Ever wonder how the Dow Jones Industrial Average is calculated? It's essentially the average price of its 30 component stocks. This may seem strange, though, with the Dow recently around 10,000 and none of the 30 stocks trading anywhere near $10,000 per share.

On average, though, the shares really would trade in the neighborhood of $10,000 -- if they had never been split, issued dividends, or undergone major changes such as spinoffs or mergers during the time they were listed in the index.

For example, consider a share of Microsoft (NASDAQ:MSFT). If you had bought one share of the company when it went public in 1986, it would have been worth less than $100 at the time. But as of this writing, the stock has split nine times, and that single share has become 288 shares. Total it up, and that single initial share has grown to be worth more than $7,000.

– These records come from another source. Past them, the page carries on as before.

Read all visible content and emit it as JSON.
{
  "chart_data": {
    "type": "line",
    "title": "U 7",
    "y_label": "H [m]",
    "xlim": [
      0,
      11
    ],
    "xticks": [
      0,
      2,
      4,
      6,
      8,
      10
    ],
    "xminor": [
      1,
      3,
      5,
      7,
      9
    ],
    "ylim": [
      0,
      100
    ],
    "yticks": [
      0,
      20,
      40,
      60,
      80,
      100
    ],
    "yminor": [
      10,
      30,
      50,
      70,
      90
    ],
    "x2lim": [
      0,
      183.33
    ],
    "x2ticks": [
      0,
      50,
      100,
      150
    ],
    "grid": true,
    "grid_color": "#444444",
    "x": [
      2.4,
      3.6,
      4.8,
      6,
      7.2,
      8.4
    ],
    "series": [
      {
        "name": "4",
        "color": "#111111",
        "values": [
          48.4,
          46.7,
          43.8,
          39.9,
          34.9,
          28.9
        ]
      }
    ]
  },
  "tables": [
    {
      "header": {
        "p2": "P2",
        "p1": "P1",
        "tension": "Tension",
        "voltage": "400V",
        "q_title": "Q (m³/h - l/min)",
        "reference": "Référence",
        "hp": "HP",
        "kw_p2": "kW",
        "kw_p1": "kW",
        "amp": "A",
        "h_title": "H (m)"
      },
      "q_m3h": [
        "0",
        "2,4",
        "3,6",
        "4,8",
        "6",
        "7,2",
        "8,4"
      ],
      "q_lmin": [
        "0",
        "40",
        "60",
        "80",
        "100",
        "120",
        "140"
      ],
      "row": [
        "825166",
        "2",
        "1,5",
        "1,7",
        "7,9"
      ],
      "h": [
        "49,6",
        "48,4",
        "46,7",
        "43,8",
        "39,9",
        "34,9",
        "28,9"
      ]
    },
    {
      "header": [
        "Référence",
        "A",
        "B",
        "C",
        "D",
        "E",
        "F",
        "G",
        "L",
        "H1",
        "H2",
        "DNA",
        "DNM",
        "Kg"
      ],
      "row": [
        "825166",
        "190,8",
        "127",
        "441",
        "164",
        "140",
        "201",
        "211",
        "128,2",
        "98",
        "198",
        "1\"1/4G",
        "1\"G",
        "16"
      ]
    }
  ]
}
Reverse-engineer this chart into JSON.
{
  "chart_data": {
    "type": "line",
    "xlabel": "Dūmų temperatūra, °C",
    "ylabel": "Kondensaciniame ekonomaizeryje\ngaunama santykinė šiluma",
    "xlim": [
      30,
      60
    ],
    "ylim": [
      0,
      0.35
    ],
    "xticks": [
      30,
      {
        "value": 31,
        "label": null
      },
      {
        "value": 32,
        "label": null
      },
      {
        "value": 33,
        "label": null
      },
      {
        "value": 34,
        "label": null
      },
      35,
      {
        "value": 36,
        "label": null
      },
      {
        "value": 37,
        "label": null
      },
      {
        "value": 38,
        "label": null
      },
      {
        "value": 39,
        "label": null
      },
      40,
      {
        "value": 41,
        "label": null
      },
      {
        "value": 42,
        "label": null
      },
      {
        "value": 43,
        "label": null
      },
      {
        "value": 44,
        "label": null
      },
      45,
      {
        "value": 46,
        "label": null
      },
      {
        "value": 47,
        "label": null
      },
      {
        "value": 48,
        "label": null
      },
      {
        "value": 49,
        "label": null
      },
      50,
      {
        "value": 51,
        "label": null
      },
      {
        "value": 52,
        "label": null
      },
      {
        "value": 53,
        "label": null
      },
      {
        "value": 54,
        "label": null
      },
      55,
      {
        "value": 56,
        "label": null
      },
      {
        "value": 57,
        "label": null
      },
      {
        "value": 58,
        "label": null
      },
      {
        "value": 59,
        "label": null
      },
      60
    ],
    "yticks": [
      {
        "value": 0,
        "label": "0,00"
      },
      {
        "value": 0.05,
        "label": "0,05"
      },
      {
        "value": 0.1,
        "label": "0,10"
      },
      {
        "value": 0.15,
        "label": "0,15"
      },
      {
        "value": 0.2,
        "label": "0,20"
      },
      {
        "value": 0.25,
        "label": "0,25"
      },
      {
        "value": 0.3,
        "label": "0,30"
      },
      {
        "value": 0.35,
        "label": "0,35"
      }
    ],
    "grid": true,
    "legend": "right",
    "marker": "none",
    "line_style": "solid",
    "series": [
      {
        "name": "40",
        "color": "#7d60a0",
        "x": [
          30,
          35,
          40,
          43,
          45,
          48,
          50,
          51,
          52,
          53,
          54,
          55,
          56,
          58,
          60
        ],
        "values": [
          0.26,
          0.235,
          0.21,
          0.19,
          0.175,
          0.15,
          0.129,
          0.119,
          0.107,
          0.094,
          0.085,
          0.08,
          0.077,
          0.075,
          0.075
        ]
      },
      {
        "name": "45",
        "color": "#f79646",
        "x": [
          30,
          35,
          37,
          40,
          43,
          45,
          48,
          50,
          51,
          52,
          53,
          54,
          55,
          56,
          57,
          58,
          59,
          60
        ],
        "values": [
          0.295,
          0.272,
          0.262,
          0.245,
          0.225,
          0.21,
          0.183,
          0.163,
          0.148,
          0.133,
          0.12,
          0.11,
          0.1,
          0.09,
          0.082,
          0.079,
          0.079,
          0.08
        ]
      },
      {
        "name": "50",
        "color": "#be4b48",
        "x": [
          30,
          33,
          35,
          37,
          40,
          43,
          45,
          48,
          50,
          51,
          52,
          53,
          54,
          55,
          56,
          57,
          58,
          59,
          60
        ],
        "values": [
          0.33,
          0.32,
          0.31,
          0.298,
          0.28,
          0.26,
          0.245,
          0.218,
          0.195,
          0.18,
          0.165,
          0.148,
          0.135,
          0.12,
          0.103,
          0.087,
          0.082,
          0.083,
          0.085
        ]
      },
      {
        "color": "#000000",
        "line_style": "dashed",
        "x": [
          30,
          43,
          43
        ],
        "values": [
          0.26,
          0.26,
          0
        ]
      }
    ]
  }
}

Today, though, most stocks don't trade at such lofty levels -- thanks to events such as stock splits. To get from current stock price levels to the larger index number, a figure called the "divisor" is used. Here's how it works. If General Electric (NYSE:GE) falls by 4 points, you just divide that 4 by the divisor, which is adjusted frequently -- it was 0.13500289 recently. This calculation shows that the GE drop will decrease the DJIA by 29.63 points (4 divided by 0.13500289 equals 29.63). The overall average is calculated by adding up the current stock prices of the 30 stocks, and then dividing by the divisor.